Opendoor Faces Fine for Misleading Customers

Written by Ashley Sutphin Posted On Wednesday, 10 August 2022 00:00

The Federal Trade Commission (FTC) just announced it was fining Opendoor $62 million amid claims it’s cheating home sellers. The settlement was announced at the start of August. The FTC claims Opendoor told customers they could make more money selling homes to their company than selling them traditionally.

The FTC’s findings are that most people who sold their homes to Opendoor made less money than they would have selling to buyers through a real estate agent.

Opendoor bought nearly 37,000 homes in 2021. The company is an instant buyer or iBuyer, meaning it buys directly from owners and resells the property. Sometimes, they’ll make small updates or renovations before they resell. The company can close on homes faster than buyers who buy through an agent.

Opendoor reported a net income of $28 million in the first quarter of 2022. The company makes money by charging a fee, which is meant to be instead of a traditional brokers’ fee.

The FTC issued a 14-page report highlighting why the marketing materials are deceptive. It included screenshots of social media ads and website charts of the costs that the company shows customers. The FTC said the evidence indicated the company is promising consumers they’d make more money selling to Opendoor because the fees are bundled into one amount. The reality was that they’d often end up paying more than if they’d used a real estate agent to sell their house.

The FTC is also challenging the claim from Opendoor that it’s purchasing homes at market prices, citing that the company’s offers are below market value on average.

According to the director of the FTC’s Bureau of Consumer Protection, Opendoor promised it would revolutionize the real estate market but used deception about how much customers could earn selling their homes on the platform. The statement said there is “nothing innovative about cheating consumers.”

The proposed order from the FTC includes a $62 million fine. The agency says it will use the proceeds of the fine to pay back customers of Opendoor who were misled.

The FTC also orders Opendoor to stop deceptive practices and making baseless claims.

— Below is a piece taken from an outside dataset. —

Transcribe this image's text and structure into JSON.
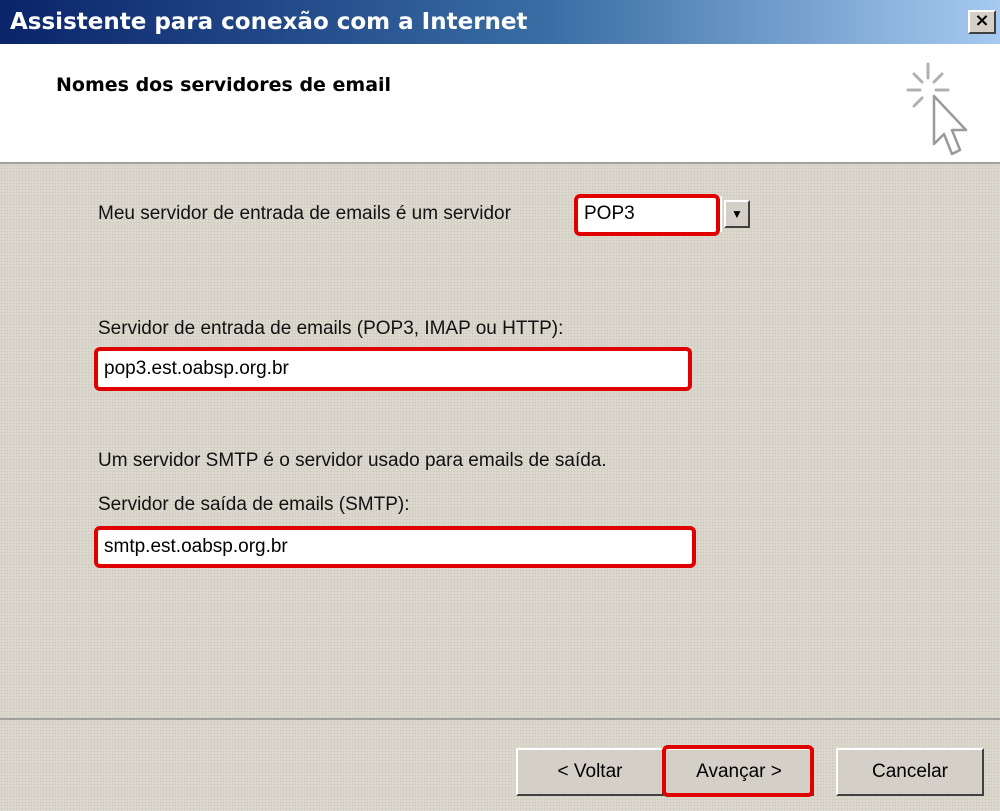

Opendoor issued its statement saying it strongly disagrees with the allegations from the FTC but is going to settle with the commission anyway. It also said that the allegations from the FTC were specifically for home purchases between 2017 and 2019 and that it had already changed its marketing messages.

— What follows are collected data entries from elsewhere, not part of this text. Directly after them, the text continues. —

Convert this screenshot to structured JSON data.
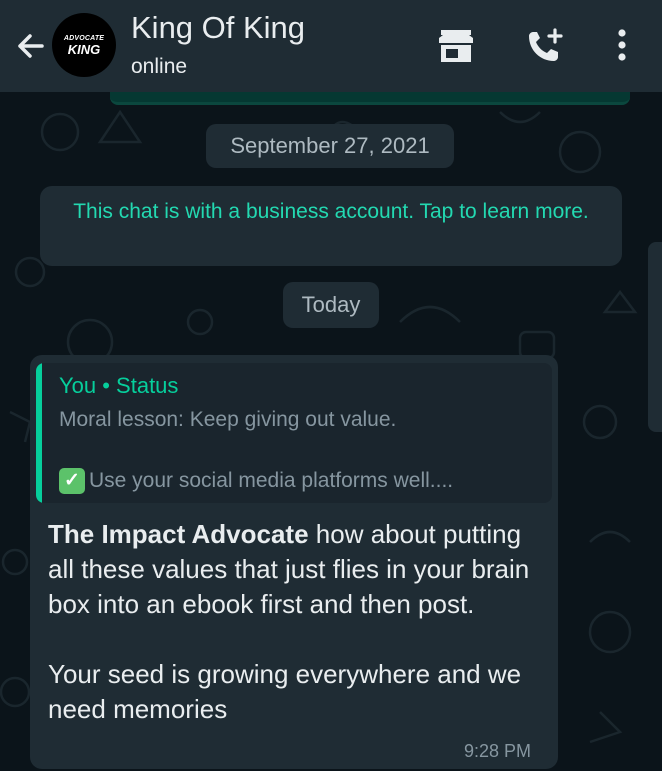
{
  "header": {
    "title": "King Of King",
    "status": "online",
    "avatar_line1": "ADVOCATE",
    "avatar_line2": "KING",
    "icons": [
      "back-arrow-icon",
      "store-icon",
      "call-add-icon",
      "more-vert-icon"
    ]
  },
  "chat": {
    "date_chip": "September 27, 2021",
    "business_notice": "This chat is with a business account. Tap to learn more.",
    "today_chip": "Today",
    "message": {
      "quote_author": "You • Status",
      "quote_line1": "Moral lesson: Keep giving out value.",
      "quote_line2": "Use your social media platforms well....",
      "sender_bold": "The Impact Advocate",
      "text_part1": " how about putting all these values that just flies in your brain box into an ebook first and then post.",
      "text_part2": "Your seed is growing everywhere and we need memories",
      "time": "9:28 PM"
    }
  },
  "colors": {
    "header_bg": "#1f2c34",
    "chat_bg": "#0b141a",
    "accent": "#06cf9c",
    "notice_text": "#23d9b1",
    "text": "#e9edef",
    "muted": "#8696a0"
  }
}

Opendoor was founded in 2014 by Eric Wu. The company raised $1.5 billion in 2020 and went public. In the 2020 SEC filing, the company disclosed the FTC was investigating it for its marketing practices.

In other Opendoor news, the company also, at the same time, debuted something called Exclusives, which is billed as an Amazon-style marketplace for home sales. The product was quietly launched in September 2021 but was officially announced this month. The homes being sold by Opendoor are available to anyone through the Exclusives platforms for 14 days before the home is listed on the MLS. The properties are listed on a first-come, first-serve basis to eliminate bidding wars and price negotiations. A prospective homebuyer can reserve and then fill out a home contract through the online platform.

Opendoor says buyers can back out any time and get a full refund on their earnest money. According to Opendoor, when a home is listed as an exclusive, it’s offered at a lower price than what it would be listed for on the MLS if it doesn’t sell in a 14-day window. The homes also come with an appraisal match guarantee, meaning Opendoor will pay the difference if the home appraises for less than what it’s listed for on Exclusive.